In the study by Canto et al. the detectability for the small, predominantly cystic, pancreatic lesions was lower on CT images (11%) compared with endoscopic ultrasonography (42.6%) and magnetic resonance imaging including cholangiopancreatography (33.3%) [34]. However, in our study, high conspicuity point (mean; 4.8; range, 4.4–5.0) could be obtained on 80 kVp-SAFIRE images. Detailed comparison of the results between two studies could not be conducted because their methods were different. Thus, further investigations are needed for the confirmation of our study.

Our study had several limitations. First, it entailed an ex vivo study design. However, using the phantom it was possible to obtain a similar effective radiation dose to those in human studies because the phantom included abdominal organs that more closely resembled those in the human abdomen than those in previously published phantoms.

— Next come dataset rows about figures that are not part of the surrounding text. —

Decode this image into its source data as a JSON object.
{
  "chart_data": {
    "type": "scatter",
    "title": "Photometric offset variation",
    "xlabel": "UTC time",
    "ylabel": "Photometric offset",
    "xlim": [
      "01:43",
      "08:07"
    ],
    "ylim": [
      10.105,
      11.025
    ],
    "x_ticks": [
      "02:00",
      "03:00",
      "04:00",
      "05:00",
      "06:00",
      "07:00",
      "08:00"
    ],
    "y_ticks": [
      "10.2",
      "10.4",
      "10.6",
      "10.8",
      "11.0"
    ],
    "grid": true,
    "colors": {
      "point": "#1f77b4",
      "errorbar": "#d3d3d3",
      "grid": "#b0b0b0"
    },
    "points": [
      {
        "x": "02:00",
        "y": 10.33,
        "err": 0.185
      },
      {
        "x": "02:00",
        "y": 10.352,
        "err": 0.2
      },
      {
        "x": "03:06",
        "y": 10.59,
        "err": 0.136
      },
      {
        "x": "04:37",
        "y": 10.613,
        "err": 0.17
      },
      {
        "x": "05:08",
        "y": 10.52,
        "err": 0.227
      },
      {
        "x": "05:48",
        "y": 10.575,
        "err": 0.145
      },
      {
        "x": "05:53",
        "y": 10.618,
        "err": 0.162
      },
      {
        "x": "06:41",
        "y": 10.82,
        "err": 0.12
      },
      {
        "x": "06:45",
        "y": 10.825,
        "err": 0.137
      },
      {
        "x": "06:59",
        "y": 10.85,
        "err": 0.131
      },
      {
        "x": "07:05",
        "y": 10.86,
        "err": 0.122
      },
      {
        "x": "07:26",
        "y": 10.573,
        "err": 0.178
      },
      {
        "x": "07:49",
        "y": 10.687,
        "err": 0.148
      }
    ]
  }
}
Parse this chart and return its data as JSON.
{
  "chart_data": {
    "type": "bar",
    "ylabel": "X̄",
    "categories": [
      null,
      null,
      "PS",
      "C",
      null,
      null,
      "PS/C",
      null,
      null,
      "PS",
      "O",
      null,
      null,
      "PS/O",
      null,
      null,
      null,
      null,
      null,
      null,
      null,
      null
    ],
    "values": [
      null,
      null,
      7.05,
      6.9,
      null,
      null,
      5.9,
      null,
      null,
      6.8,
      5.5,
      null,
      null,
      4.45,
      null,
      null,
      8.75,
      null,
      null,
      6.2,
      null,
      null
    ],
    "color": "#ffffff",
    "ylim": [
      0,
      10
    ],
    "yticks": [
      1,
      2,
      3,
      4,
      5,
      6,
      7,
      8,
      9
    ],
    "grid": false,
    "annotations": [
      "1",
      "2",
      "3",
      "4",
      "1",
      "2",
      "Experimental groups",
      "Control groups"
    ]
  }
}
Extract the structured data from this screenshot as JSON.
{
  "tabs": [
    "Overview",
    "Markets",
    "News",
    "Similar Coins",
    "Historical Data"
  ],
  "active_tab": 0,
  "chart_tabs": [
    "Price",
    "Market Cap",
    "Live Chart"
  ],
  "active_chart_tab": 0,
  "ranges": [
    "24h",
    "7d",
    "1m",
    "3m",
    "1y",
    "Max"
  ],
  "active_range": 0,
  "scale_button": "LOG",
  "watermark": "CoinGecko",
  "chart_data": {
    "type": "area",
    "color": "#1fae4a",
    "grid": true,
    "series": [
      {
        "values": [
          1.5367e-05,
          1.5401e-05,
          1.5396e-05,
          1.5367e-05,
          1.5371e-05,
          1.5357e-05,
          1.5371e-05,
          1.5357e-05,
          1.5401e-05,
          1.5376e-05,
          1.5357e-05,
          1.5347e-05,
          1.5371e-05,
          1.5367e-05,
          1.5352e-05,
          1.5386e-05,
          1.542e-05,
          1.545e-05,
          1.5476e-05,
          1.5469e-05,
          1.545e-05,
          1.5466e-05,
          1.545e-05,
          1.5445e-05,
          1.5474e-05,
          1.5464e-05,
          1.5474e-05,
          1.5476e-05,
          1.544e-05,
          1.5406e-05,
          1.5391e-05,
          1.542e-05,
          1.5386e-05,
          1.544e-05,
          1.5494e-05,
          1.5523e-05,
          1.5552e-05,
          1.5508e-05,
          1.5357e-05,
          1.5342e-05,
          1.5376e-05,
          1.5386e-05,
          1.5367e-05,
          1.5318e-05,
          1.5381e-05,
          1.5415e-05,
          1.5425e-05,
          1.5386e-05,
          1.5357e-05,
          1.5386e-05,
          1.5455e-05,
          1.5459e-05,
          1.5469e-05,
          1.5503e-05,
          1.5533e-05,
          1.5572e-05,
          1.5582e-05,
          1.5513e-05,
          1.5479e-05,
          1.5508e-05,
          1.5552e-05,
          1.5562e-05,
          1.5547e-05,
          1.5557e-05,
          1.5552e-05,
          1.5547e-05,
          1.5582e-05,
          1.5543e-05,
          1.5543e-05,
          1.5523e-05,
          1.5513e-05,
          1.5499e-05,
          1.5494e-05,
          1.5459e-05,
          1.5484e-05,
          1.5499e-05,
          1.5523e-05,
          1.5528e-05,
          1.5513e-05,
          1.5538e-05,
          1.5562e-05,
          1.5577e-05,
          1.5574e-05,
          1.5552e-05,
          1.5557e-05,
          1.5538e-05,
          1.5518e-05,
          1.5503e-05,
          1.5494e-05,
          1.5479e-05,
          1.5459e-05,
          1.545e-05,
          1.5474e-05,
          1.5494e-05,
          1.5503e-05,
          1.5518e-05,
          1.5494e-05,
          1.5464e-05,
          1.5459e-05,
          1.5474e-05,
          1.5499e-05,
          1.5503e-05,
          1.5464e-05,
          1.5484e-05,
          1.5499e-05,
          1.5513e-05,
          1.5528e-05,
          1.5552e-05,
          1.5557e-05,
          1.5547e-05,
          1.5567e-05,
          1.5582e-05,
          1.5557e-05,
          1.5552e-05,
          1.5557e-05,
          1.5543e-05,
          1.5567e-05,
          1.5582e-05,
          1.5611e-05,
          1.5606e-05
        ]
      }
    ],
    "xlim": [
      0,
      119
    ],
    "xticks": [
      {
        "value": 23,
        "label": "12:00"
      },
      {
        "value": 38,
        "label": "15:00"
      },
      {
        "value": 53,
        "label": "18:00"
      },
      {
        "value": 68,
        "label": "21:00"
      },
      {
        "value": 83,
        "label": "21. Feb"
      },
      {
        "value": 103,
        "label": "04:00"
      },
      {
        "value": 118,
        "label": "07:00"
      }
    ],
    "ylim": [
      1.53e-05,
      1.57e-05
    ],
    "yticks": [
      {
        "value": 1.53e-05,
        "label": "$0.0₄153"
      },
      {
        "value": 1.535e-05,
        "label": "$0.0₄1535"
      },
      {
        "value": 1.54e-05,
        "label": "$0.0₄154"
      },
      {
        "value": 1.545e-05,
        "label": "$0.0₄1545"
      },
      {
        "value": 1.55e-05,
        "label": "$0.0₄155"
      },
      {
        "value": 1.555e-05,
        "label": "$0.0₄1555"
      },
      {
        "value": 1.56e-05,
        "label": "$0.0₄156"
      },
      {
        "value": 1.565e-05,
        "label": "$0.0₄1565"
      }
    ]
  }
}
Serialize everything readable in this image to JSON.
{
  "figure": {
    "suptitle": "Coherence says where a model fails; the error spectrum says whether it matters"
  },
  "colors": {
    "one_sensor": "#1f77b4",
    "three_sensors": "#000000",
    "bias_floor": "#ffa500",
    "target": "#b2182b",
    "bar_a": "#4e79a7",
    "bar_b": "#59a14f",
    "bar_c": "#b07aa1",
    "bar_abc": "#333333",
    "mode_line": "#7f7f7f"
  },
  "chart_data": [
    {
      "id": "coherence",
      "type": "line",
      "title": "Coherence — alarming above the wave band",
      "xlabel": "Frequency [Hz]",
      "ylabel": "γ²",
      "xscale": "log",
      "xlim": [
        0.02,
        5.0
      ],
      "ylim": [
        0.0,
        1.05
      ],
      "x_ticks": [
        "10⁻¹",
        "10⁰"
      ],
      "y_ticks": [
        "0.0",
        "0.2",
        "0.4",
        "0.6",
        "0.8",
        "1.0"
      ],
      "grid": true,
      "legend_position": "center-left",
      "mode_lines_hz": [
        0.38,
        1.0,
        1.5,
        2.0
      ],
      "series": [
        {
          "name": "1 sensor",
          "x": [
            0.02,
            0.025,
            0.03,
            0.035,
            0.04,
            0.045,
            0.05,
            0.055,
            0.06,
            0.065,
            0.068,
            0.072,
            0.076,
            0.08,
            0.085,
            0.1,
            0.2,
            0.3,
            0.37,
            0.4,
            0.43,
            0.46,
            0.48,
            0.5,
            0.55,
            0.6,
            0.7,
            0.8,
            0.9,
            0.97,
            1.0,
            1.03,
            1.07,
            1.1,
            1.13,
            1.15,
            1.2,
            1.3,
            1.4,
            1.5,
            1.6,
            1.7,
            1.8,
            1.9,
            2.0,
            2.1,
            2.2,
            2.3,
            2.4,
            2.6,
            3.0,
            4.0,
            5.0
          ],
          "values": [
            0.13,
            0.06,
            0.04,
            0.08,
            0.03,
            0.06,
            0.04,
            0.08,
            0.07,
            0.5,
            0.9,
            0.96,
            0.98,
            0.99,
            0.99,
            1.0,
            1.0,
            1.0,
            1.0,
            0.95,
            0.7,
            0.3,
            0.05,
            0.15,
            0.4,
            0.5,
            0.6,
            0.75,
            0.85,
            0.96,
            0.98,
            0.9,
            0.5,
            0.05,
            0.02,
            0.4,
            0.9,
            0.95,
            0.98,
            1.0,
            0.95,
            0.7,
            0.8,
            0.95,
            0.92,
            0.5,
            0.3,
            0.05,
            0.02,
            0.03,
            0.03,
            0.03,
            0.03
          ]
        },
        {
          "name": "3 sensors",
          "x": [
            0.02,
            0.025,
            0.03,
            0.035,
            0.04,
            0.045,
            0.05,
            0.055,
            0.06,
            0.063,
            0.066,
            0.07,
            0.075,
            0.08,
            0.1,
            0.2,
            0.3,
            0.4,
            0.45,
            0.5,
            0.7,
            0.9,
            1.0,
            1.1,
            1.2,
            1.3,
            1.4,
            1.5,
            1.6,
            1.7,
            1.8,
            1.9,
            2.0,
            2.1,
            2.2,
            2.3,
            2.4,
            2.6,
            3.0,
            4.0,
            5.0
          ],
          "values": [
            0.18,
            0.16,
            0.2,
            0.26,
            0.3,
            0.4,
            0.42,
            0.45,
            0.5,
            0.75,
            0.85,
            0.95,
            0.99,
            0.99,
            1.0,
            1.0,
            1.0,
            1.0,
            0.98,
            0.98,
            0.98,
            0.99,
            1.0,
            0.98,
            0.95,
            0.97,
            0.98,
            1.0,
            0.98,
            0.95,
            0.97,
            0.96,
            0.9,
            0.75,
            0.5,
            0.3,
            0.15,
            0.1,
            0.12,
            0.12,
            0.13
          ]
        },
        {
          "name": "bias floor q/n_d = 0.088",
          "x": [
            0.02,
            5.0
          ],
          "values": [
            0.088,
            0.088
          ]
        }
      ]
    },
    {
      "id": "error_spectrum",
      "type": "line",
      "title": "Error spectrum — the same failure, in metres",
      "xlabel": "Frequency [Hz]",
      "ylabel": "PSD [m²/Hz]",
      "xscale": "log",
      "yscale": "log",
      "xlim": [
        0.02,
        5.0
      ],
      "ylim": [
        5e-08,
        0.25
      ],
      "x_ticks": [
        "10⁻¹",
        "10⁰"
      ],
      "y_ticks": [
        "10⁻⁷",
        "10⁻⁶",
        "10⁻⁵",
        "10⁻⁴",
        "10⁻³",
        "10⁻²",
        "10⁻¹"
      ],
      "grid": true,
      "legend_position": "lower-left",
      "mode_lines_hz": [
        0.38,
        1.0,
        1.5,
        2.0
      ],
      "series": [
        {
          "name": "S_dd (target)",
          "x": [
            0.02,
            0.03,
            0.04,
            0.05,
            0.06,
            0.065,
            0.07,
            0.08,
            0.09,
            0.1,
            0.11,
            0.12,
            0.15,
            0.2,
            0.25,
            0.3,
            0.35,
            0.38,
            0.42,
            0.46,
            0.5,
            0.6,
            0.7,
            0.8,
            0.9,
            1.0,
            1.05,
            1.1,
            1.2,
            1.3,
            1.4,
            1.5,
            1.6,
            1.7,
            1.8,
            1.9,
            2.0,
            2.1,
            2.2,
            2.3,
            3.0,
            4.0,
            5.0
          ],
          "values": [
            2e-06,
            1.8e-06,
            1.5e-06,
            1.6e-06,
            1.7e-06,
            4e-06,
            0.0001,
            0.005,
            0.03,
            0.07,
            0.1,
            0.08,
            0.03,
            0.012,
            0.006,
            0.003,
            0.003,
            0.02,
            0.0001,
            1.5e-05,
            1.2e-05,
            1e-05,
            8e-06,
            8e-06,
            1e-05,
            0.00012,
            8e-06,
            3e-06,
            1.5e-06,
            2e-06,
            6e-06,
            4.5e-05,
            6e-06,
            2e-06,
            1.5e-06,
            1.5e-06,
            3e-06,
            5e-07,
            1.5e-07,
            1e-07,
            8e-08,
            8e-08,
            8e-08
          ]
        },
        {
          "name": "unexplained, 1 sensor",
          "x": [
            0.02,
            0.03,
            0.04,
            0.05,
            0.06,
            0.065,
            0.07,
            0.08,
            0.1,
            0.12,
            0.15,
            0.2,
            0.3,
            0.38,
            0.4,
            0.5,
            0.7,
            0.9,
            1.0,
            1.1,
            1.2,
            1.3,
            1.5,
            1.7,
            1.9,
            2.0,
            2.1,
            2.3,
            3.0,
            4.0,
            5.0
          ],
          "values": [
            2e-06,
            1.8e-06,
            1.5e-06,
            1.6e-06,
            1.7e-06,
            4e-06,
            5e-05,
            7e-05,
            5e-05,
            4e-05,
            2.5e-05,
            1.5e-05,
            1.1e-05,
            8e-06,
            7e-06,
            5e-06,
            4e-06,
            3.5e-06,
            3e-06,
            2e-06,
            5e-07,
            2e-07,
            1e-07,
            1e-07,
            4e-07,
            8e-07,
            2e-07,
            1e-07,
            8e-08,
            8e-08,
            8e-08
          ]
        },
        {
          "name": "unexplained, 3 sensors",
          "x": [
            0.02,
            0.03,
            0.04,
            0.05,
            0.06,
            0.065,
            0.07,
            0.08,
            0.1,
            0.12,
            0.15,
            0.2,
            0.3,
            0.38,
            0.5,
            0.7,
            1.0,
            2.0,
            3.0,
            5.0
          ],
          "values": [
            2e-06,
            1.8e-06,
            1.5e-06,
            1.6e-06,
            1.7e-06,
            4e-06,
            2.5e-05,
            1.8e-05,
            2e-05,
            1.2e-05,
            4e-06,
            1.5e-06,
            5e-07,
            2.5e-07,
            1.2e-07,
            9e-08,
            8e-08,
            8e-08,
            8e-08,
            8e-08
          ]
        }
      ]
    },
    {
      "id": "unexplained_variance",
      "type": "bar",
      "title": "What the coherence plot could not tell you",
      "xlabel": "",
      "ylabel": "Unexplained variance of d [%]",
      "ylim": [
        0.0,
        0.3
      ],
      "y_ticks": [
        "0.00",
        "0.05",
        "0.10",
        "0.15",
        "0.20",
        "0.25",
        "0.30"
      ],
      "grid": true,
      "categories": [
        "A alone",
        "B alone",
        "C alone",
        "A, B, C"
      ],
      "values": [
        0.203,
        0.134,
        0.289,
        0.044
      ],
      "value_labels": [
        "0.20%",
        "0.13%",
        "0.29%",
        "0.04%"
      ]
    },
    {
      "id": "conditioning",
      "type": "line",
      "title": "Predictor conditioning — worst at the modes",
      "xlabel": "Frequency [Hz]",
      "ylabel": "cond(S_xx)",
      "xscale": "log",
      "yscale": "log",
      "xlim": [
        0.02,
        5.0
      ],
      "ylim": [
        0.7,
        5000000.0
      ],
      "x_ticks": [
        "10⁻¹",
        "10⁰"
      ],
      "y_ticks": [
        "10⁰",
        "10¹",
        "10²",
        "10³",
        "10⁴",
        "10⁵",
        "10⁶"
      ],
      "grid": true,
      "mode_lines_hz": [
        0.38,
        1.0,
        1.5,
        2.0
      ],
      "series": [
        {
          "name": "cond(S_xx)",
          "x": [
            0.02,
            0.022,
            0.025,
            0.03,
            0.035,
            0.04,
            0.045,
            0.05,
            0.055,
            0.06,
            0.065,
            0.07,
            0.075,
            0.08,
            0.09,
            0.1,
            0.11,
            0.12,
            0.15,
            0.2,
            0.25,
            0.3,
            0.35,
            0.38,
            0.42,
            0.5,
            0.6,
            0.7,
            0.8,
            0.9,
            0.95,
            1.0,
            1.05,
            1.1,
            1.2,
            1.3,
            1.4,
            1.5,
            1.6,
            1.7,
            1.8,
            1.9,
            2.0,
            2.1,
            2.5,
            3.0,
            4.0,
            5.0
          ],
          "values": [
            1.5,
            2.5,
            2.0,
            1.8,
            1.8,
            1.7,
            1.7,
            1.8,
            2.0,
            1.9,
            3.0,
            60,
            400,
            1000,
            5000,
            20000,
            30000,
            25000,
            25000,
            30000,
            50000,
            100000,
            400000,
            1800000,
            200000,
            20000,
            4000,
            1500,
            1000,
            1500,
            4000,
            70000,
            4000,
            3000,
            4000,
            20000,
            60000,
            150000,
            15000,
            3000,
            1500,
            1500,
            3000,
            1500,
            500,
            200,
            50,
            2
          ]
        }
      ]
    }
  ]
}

Second, a recognition bias concerning lesion conspicuity cannot be ruled out completely; however, we attempted to reduce bias by blinding the readers to the scanning protocol and by organizing the data in a random order that differed for each reader.

The non-contrast-enhanced 80 kVp-SAFIRE CT protocol allowed for higher objective and subjective image quality, higher conspicuity of the dilated MPD and cysts at a reduced radiation dose (60%) compared with a standard 120 kVp-FBP protocol; thus, it appears to be a promising method for screening examination of high risk pancreatic cancer patients.

Siemens Japan provided financial support for developing and purchasing an abdominal phantom. None of the authors has any financial interests with that company, and all authors maintained control of all data presented.